Fludarabine is a drug which is particularly effective in treating cancers of the lymphoid system such as CLL and lymphoma. Fludarabine is useful in treatment where the original drugs have ceased to be effective. The main side–effects seen with Fludarabine are fever and infection.

Bone marrow transplantation
Most patients with CLL do not require aggressive treatment. For the minority whose disease is more difficult to treat, a bone marrow transplant is rarely an option. This is because CLL is most common in older patients for whom the risks of a bone marrow transplant are very much greater.

Current studies are exploring the possibility of achieving a cure for CLL patients younger than 60 years, using autologous transplantation (transplants done using the patient’s own bone marrow or peripheral blood stem cells).

Prognosis of Chronic Lymphocytic Leukemia
The prognosis, that is the likely outcome of the illness, is good for most patients with Chronic Lymphocytic Leukemia. The majority of patients with Chronic Lymphocytic Leukemia are able to lead a normal or virtually normal life although the condition is not considered to be curable in most patients.

CLL patients who are stage A when diagnosed will need little or no treatment and will live for 10 years or more, often dying of a completely unrelated condition. During this stage patients feel well and lead a normal life. There is some evidence that treating patients in the very early stages may actually reduce the average life–expectancy. If and when symptoms do require treatment this normally only requires mild anti–cancer drugs in low doses.
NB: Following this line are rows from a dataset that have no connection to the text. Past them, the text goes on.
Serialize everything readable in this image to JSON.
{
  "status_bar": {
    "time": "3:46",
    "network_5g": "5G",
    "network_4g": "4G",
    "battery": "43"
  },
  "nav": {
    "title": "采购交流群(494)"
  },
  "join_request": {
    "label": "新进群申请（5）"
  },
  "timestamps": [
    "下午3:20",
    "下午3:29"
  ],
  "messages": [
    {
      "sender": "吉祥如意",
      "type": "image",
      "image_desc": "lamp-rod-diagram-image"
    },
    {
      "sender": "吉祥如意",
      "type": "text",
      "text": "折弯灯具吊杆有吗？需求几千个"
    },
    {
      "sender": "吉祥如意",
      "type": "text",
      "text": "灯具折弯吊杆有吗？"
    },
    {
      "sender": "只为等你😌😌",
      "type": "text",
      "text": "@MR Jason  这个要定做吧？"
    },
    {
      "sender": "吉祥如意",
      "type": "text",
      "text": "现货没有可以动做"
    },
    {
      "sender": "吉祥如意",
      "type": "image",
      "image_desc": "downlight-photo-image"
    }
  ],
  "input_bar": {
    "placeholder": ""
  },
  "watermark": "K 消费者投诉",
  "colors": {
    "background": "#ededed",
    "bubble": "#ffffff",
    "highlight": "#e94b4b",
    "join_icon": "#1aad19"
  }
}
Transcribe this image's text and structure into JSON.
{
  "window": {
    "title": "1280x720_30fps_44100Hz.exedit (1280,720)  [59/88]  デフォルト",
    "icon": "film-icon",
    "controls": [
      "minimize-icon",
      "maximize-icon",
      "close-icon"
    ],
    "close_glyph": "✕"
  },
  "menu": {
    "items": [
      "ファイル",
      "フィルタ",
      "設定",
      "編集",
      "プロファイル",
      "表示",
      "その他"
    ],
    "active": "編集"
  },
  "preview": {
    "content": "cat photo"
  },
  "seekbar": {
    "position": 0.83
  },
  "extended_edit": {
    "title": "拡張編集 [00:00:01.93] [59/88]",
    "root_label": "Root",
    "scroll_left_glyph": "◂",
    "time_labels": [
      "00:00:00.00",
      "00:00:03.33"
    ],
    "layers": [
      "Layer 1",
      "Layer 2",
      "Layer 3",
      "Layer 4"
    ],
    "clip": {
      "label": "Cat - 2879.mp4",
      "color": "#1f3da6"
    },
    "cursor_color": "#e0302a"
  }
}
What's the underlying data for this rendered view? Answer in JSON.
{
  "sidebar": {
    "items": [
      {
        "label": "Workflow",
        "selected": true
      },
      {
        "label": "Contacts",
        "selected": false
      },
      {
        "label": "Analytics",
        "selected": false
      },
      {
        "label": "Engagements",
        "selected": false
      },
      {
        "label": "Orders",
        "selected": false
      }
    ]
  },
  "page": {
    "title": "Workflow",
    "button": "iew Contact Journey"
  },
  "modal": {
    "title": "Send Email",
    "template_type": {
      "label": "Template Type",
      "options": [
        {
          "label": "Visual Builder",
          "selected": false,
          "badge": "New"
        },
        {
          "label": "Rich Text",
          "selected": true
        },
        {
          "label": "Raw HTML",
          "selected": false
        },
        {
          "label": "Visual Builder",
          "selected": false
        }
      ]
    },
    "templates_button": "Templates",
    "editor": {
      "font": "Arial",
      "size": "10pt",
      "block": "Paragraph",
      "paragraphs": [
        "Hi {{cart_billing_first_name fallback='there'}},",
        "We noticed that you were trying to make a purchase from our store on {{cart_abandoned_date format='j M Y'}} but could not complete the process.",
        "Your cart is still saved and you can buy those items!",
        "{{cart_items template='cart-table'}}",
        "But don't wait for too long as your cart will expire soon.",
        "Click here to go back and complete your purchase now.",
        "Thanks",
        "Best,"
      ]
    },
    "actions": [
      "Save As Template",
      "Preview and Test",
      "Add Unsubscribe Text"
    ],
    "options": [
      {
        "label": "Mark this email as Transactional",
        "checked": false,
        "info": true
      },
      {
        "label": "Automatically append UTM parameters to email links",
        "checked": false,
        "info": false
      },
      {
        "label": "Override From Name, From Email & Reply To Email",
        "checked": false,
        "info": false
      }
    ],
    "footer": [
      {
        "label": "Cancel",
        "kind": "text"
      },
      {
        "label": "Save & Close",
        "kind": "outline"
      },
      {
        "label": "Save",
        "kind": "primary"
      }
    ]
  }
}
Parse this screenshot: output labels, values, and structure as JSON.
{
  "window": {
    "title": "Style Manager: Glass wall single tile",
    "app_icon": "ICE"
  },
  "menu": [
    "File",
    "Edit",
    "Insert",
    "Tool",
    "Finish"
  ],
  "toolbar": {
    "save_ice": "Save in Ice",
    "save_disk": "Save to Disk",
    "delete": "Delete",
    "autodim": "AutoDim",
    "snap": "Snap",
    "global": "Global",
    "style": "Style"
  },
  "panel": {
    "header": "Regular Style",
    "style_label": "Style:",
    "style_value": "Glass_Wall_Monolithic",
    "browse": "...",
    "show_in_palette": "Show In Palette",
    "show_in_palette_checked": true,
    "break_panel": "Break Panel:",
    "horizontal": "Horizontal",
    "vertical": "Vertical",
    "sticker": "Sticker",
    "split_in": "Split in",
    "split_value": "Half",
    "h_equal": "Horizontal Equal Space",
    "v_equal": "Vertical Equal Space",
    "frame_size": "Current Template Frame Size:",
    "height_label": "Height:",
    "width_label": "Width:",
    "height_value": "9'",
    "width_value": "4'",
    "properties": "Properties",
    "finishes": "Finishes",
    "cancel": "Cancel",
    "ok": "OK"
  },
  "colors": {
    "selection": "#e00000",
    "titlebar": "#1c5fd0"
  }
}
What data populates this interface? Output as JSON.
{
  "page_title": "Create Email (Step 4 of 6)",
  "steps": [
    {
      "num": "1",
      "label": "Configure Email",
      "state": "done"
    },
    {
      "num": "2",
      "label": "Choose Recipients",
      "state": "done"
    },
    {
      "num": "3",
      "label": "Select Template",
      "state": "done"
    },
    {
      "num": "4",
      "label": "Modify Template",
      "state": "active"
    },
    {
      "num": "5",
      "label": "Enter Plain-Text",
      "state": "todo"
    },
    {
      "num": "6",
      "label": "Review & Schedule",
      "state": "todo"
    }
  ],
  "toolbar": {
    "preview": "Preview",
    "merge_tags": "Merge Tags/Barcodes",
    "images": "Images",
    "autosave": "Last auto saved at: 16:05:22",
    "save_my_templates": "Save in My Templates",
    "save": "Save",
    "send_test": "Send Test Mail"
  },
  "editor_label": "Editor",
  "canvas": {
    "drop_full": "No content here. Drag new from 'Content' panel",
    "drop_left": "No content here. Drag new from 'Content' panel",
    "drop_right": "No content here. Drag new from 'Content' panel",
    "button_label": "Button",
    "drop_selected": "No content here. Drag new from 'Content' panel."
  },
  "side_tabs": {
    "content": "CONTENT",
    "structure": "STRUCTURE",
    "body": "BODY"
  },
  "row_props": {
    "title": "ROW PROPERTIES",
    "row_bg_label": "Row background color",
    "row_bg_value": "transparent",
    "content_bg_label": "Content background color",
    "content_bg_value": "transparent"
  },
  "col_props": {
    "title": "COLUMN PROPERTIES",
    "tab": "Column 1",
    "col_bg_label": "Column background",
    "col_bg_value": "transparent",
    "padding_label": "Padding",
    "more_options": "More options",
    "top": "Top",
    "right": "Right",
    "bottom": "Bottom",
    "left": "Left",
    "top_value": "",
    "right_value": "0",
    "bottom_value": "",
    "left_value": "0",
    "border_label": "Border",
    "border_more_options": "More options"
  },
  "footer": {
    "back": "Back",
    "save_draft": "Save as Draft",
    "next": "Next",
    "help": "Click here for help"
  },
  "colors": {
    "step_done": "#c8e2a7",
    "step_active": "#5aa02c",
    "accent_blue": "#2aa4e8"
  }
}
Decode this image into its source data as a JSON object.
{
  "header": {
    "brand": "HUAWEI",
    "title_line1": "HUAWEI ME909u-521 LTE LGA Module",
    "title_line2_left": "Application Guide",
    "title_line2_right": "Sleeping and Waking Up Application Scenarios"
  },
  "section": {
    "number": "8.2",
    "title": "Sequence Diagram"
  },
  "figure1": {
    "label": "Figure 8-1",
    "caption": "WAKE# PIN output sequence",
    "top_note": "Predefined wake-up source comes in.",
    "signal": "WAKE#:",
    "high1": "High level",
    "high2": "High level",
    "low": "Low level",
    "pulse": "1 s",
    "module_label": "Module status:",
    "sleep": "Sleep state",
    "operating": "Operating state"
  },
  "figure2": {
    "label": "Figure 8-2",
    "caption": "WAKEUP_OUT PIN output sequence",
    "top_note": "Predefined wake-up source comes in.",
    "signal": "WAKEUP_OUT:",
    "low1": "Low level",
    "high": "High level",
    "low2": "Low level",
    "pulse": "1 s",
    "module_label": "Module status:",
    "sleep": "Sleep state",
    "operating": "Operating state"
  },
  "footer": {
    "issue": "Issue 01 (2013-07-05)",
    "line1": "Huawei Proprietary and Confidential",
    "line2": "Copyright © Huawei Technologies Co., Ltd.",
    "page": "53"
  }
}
The medication is normally taken as tablets on an out–patient basis. Most patients with Chronic Lymphocytic Leukemia will never need to be in hospital for treatment of their leukemia. In about 10% of cases of Chronic Lymphocytic Leukemia the condition will gradually change into another form of leukemia resembling Prolymphocytic Leukemia or a Lymphoma.

Many elderly patients with Chronic Lymphocytic Leukemia will enjoy the same life span as if they had never developed the disease. Those patients whose life span is shortened by the disease very rarely suffer distress even in the final stages of the condition. Chest and other infections are common in patients with Chronic Lymphocytic Leukemia and may require prompt treatment with antibiotics. For this reason any patient who develops shortness of breath or a cough, or any other signs of a chest infection, should contact their doctor immediately.